Das Gesundheitsverhalten von Frauen und Männern gleicht sich zusehends an. Das Gesundheitsverhalten war in vielen Bereichen durch Geschlechternormen beeinflusst, zum Beispiel waren es vor allem Männer, die rauchten und Alkohol tranken, aber auch mehr Sport trieben.
Was auch auffällt: Ältere Menschen tun mehr für ihre Gesundheit und leiden weniger oft unter Einschränkungen als früher. Gleich geblieben ist, dass Unterschiede zwischen den sozialen Schichten bestehen: Sozial schlechter gestellte Menschen haben einen schlechteren Gesundheitszustand und haben weniger Möglichkeiten für gesundheitsförderliche Verhaltensweisen.
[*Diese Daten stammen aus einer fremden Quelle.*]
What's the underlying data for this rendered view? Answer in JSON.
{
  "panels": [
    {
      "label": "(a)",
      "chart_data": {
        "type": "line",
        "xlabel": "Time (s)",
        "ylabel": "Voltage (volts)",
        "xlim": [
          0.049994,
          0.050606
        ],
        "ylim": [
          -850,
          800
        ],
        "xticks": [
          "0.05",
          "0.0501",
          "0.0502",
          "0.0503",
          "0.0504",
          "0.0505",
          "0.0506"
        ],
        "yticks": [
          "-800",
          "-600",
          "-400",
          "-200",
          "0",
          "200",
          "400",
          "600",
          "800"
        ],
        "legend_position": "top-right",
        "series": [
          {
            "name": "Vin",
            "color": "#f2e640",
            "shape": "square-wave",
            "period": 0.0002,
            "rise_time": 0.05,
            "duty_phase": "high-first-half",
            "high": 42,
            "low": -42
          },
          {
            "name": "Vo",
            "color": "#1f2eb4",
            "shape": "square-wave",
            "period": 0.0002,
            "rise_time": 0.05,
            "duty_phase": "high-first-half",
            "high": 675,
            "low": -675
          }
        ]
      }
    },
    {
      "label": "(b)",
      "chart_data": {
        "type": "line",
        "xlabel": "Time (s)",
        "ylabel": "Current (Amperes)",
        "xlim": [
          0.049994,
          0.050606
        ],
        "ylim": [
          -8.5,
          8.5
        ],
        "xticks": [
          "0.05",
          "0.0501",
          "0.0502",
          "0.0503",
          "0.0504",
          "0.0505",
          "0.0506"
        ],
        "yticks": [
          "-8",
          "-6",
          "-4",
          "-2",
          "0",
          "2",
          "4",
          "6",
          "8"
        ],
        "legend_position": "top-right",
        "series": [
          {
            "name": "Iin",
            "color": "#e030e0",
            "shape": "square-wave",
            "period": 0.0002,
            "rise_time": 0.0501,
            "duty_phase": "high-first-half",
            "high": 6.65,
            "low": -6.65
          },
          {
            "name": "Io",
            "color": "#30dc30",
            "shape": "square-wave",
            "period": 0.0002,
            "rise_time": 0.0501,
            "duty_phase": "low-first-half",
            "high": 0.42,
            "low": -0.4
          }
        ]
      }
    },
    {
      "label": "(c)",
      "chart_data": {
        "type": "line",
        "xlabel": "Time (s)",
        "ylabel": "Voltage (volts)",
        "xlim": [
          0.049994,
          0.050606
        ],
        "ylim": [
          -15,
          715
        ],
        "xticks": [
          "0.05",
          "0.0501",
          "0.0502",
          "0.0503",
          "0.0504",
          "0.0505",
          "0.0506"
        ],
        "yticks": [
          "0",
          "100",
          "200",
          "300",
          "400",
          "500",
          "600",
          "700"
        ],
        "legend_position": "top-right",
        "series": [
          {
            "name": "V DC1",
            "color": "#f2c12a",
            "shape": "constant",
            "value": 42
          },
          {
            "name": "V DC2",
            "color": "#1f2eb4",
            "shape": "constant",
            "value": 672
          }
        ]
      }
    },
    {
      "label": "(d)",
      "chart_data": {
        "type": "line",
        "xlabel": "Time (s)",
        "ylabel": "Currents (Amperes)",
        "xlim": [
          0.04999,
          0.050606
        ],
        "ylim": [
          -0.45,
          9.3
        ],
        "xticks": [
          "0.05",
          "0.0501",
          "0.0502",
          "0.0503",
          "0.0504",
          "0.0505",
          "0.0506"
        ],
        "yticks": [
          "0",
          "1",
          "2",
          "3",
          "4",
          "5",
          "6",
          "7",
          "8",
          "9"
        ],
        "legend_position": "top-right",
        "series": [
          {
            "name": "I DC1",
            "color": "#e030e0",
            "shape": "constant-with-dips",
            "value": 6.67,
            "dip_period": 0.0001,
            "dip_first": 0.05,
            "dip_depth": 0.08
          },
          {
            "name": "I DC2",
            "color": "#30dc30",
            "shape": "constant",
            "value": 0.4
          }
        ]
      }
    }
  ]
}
Welche Limitationen hat die Gesundheitsbefragung?
Die Teilnahme ist freiwillig, eventuell beteiligen sich eher Menschen mit einem gesteigerten Interesse für Gesundheitsthemen. Und wir können nicht ausschliessen, dass die Antworten der Befragten durch die soziale Erwünschtheit beeinflusst werden, etwa im Hinblick auf den Suchtmittelkonsum oder die Bewegung. Wir können mit der Befragung keine Asylsuchenden oder Obdachlosen erreichen. Ebenfalls schwer zu befragen sind Menschen, die keine der Landessprachen sprechen.